Illinois Senator Dick Durbin (D-IL) has been quite vocal in his criticism of for-profit colleges and universities, but one national education expert questions the senator's criticisms.
“I don’t know what motivates Durbin, especially since community colleges have way worse graduation rates than even for-profit colleges, despite the subsidies,” Neil McCluskey, director of the Cato Institute's Center for Educational Freedom, recently told Higher Education Tribune.
McCluskey does not deny that for-profit colleges have their own challenges, but explained that these colleges do not get subsidies from the government. As such, he said they are driven more directly by competition, which for some reason makes people uncomfortable. McCluskey said there is an animosity toward profit-making, especially in education.
He noted that public colleges have their issues as well, but they are not nearly as criticized.
“There is nothing easier or seemingly more popular in higher education than bashing openly for-profit colleges,” he said. “If you burrow into the demographic and funding weeds, however, you’ll see that proprietary schools are likely no worse, as a whole, than any other sector of uber-subsidized higher ed.”
Regarding Durbin's criticisms that for-profit colleges "prey" upon veterans, McCluskey cites a recent Gallup poll that shows strong veteran support for private sector colleges and universities.
“When veterans rank how well they feel their schools understood their needs, the percentage giving a 4 or 5 – the top scores – to for-profit schools beats any other sector; and at just the 5 level only, nonprofit private institutions surpass them,” McCluskey said. “Comparing for-profit and public schools, for-profits get more 4s and 5s by a 15 percentage point margin.”

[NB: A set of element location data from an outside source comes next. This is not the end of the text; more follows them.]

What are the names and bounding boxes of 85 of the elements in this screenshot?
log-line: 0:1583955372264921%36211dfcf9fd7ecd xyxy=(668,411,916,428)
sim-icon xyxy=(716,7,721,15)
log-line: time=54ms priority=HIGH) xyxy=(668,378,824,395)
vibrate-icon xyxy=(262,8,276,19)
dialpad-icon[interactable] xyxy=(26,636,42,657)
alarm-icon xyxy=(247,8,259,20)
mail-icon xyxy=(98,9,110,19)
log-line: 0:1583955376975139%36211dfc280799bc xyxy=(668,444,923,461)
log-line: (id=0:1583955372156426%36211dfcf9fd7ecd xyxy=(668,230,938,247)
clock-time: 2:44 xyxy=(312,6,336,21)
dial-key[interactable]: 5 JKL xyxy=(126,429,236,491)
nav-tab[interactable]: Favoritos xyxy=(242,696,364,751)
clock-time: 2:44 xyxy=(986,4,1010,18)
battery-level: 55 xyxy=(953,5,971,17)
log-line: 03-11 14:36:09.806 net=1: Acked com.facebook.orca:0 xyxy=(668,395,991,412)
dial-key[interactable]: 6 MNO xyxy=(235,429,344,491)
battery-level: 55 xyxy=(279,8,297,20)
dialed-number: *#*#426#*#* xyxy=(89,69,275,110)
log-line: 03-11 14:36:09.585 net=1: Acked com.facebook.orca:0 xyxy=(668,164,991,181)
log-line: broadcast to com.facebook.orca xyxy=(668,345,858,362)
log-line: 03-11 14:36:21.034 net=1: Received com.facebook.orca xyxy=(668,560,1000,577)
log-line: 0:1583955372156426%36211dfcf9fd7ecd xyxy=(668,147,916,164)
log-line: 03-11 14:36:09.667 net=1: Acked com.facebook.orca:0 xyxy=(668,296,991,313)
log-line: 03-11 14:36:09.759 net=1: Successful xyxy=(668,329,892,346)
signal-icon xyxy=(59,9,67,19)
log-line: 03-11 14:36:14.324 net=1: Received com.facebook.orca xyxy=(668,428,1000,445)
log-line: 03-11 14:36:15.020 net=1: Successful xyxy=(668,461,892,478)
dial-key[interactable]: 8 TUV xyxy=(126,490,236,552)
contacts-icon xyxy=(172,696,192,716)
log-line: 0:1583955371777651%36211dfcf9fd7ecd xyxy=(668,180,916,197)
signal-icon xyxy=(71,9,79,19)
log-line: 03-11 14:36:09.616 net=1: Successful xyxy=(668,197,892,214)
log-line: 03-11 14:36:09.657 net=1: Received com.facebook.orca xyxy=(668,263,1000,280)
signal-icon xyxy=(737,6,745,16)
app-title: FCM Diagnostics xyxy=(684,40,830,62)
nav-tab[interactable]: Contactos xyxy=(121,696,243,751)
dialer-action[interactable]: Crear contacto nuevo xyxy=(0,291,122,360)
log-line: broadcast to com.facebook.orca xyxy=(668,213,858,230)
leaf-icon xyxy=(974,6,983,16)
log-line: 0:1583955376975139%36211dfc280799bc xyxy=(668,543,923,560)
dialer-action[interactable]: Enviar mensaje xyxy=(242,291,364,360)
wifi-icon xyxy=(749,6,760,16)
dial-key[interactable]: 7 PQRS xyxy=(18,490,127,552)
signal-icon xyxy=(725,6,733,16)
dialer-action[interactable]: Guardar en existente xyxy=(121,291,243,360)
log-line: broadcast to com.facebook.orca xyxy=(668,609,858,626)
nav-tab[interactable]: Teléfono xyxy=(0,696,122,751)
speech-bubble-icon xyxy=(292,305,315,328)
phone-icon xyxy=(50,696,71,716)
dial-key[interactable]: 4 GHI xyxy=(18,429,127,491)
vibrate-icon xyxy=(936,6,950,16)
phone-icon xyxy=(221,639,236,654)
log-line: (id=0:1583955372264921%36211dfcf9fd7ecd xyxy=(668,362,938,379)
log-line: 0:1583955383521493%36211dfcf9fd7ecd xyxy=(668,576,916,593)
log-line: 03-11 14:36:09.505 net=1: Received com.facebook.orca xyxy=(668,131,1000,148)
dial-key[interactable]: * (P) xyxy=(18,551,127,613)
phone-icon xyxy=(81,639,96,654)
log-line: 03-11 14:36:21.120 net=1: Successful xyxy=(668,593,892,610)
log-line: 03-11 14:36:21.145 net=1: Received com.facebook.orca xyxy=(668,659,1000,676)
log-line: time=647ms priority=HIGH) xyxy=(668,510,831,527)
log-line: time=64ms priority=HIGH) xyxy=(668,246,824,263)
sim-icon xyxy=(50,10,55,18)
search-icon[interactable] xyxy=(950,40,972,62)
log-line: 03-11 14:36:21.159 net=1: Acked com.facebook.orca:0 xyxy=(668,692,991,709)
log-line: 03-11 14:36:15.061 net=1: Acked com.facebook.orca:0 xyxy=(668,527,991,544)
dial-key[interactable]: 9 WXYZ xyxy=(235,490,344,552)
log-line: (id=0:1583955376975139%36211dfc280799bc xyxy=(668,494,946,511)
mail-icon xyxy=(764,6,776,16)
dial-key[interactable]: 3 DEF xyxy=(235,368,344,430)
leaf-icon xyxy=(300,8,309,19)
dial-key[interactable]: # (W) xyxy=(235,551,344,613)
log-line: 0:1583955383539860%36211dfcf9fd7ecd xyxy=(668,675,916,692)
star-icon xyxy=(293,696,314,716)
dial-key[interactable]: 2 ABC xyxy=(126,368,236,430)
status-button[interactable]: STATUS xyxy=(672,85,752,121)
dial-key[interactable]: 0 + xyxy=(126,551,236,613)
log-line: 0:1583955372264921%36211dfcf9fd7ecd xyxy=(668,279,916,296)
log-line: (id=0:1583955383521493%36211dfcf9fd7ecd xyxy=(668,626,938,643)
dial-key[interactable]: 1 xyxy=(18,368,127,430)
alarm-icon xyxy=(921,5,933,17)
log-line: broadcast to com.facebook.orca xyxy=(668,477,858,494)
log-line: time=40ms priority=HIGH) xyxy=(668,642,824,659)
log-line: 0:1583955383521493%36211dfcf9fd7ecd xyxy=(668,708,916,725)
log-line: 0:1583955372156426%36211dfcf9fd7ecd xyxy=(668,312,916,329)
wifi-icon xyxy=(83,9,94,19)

McCluskey argues that for-profit colleges help veterans and other non-traditional students because they provide multiple locations and the possibility of taking classes online. They also offer more classes after work hours, for those who have to work from 9 to 5 during the week. For-profit colleges also seem to be more flexible in working with problems specific to veterans and are more flexible in helping them adjust.